There are different types of text files indicated by their extensions. Windows has “.txt” extension created by a program called notepad. Other programs have their own text files with extensions denoting the programming language used.
Encoding text files
For English text files, the most common file encoding is ASCII, for other languages or characters, it is best to change the encoding to suit the locale and its character set.
Newline/End of Line (EOL)
When writing multi-line of text, there are specific characters/markers that are used to indicate end of a line and thereby the begining of a subsequent line. The most commonly used markers are “carriage return (CR)” and “Line feed (LF)”.
To understand these two concepts, think of the days of typewriters. When you finish typing a line of text, you would go back to the begining of that line using a lever device and then move to the next line. In the same way, when you type a text document you need to include markers that tell the program to move to the start of the line and then to the next line. In this regard, carriage return moves you to the begining of the line and line feed begins a new line.
Different programs use different markers causing problems when moving from one program to another. Example of markers used by different programs include; CR, LF, and different combinations CR and LF. Programming languages provided some escape sequences to deal with this issue. Some of these are
"\r" denoting carriage return and
"\n" denoting new line.
C.5.1.2 Binary files
Binary files on the other hand contain binary characters 1 and 0 (computer readable format) as eight bit strings representing human readable characters like aphabetical letters.

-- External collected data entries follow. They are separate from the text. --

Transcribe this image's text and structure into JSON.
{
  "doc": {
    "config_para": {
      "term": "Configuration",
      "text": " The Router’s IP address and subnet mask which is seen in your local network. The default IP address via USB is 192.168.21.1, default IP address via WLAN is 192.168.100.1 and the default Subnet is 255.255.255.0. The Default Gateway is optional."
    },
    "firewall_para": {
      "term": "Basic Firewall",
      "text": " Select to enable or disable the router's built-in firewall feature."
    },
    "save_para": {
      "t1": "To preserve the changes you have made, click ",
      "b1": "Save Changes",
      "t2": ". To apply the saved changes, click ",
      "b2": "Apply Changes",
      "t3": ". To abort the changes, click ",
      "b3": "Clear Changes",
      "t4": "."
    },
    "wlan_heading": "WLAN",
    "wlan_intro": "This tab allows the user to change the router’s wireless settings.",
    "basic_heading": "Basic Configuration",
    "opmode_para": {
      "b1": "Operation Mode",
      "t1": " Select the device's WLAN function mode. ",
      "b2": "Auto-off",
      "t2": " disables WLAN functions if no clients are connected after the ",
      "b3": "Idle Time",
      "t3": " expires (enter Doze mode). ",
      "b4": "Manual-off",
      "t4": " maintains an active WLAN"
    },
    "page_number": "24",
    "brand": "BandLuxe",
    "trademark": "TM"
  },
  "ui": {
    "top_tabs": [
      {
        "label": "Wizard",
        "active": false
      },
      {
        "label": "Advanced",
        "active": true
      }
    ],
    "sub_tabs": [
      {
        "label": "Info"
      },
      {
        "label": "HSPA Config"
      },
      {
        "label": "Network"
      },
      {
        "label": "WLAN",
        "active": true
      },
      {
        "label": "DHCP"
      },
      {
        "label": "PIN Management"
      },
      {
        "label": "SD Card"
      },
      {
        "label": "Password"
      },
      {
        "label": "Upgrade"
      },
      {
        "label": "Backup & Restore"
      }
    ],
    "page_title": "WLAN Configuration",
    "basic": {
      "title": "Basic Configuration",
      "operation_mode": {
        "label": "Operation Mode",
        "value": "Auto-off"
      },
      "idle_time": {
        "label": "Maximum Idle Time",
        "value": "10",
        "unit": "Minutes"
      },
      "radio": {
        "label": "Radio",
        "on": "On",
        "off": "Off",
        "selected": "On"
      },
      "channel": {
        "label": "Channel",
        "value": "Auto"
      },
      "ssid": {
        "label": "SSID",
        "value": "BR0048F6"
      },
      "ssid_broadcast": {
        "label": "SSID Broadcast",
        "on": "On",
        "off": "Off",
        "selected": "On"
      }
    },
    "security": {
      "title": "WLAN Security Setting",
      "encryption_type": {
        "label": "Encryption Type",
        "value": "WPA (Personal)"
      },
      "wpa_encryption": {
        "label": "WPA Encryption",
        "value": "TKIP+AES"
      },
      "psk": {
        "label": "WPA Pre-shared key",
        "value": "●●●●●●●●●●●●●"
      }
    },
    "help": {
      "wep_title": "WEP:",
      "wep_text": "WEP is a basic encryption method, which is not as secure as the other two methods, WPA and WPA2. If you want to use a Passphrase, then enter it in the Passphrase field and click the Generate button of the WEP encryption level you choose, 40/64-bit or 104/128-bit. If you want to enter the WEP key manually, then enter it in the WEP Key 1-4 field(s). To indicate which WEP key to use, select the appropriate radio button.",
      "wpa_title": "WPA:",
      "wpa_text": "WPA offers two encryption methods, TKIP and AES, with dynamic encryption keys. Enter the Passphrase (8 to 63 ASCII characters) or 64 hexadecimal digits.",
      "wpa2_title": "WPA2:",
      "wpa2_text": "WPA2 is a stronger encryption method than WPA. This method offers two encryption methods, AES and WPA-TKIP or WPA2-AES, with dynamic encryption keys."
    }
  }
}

Good example of binary files are executable programs.
C.5.2 Free format
Free format are file in the public domain (open source) and therefore do not have any monetary implication as they are not restricted by copyrights, patents or trademarks. These files are also platform independent meaning they can be opened from any operating system as well as being machine readable. Some of the commonly used free format file types are:
- Media files - JPEG and PNG
- Text - Plain text, HTML, XHTML, LaTex
- Archiving and compression - bzip2, gzip, tar
- Others - Custom style sheets (CSS), comma separated values (CSV), JSON, RSS, YALM
We will look at two commonly used free format files in R; text files and comma separated files also referred to as delimited files.
C.5.2.1 Delimited Files
Unlike text data that contain continuous lines of information, datasets are usually composed of lines with values separated by some characters like commas, tab, semi colon and the like. Each line corresponds to a row or a case and each value separated into a column or variable value.
The characters used to separate each value in a line are known as “delimiters” and the file is therefore called a delimited file. Two of the commonly used delimited files in R are comma separate values (CSV) and Tab-delimited files. CSV files are separated by commas while tab-delimited files are separated by tabs.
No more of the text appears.